Apesar das negociações avançadas em torno das vagas ao Senado, aliados admitem que a composição majoritária ainda está em aberto, especialmente em relação ao posto de vice-governador.

Hoje, a chapa petista conta com três nomes cotados para disputar o Senado Federal. O PSB mantém preferência para que a ex-ministra Simone Tebet e o ex-ministro Márcio França ocupem as vagas na composição paulista.

Interlocutores afirmaram ao R7 que a indicação de Tebet atende a um entendimento previamente alinhado com Lula. Outro nome que circula nas conversas é o da deputada federal e ex-ministra do Meio Ambiente, Marina Silva (Rede).

Apesar disso, interlocutores ligados ao Partido dos Trabalhadores avaliam que Márcio França teria maior capacidade de aglutinação política e eleitoral na disputa em São Paulo, especialmente pela interlocução construída com diferentes setores do centro político e partidos aliados.
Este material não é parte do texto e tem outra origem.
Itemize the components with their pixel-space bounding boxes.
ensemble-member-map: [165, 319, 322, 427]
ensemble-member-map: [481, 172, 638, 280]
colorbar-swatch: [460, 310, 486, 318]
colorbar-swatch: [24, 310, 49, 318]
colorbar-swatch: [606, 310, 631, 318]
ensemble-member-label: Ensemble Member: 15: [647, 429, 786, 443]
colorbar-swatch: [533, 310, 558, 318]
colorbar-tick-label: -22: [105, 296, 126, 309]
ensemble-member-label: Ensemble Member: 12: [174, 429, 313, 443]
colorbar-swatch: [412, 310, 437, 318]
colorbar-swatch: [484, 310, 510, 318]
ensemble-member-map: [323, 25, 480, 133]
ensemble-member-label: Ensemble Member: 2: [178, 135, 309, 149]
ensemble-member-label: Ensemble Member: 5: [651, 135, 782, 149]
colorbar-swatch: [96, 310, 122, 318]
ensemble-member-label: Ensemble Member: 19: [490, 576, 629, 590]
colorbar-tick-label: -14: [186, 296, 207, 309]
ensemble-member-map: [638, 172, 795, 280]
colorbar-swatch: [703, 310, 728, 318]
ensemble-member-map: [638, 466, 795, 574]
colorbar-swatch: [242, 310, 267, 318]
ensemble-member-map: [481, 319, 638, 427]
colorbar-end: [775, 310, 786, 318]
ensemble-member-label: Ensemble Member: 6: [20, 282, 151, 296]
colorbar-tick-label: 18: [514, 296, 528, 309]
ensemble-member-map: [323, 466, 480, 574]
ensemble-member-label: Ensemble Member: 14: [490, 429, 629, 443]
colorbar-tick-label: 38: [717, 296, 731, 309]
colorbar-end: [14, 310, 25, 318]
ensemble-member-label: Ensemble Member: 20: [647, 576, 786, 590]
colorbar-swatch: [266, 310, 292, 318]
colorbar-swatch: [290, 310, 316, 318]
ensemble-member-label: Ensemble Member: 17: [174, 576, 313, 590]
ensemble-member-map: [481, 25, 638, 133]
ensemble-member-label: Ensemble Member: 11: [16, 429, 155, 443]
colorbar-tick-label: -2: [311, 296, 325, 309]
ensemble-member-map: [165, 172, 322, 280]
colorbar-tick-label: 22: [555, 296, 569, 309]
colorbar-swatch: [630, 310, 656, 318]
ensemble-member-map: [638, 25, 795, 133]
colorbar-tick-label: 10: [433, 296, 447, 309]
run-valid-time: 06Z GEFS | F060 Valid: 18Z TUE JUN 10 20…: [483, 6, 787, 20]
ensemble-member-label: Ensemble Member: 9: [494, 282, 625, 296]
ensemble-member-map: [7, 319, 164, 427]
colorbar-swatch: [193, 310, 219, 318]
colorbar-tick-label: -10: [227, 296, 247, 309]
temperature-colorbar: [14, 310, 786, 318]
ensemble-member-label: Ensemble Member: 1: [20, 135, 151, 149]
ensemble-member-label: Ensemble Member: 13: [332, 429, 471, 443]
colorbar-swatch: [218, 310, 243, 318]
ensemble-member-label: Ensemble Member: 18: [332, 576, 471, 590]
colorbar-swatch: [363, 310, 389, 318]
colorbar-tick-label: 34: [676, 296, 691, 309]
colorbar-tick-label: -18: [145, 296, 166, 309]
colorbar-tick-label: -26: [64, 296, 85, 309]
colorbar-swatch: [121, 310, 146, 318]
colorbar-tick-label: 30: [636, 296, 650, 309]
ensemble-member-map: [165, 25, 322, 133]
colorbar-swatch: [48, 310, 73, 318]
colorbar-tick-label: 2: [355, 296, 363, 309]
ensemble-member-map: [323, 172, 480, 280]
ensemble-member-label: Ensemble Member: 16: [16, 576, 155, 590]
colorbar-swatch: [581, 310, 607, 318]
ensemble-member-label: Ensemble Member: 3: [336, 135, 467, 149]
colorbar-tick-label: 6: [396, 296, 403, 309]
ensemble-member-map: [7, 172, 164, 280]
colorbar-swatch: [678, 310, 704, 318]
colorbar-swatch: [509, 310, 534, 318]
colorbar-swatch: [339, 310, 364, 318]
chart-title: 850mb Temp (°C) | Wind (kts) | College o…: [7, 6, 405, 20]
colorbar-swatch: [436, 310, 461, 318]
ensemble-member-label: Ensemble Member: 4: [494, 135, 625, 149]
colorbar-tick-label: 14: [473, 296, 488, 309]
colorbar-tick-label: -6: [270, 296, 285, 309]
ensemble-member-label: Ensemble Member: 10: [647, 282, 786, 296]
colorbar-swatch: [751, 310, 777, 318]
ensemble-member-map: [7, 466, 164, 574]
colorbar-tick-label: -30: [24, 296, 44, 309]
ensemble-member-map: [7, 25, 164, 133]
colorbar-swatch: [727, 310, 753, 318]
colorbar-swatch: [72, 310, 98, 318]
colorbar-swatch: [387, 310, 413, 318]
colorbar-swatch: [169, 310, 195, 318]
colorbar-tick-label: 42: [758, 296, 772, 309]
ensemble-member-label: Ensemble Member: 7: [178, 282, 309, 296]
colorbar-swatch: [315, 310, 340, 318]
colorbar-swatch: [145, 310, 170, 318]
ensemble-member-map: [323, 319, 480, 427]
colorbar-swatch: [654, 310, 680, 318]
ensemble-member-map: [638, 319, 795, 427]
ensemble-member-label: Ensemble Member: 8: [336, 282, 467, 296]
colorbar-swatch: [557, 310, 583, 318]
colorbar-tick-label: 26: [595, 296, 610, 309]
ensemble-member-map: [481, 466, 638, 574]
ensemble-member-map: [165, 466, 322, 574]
A leitura, nas coxias, é que França conseguiria ampliar mais a frente de apoio em torno da candidatura de Fernando Haddad ao compor a vice do petista.

As tratativas em torno da composição são conduzidas em reuniões semanais organizadas pelo PSB. No entanto, segundo relatos de integrantes das negociações, Fernando Haddad cancelou, nas últimas duas semanas consecutivas, encontros previstos para discutir os detalhes da costura eleitoral em São Paulo, alegando incompatibilidade de agenda.

Mesmo com as conversas em andamento, dirigentes partidários afirmam que a definição final da chapa dependerá da articulação nacional conduzida pelo Palácio do Planalto e da palavra final de Lula sobre os espaços destinados aos partidos aliados no principal colégio eleitoral do país.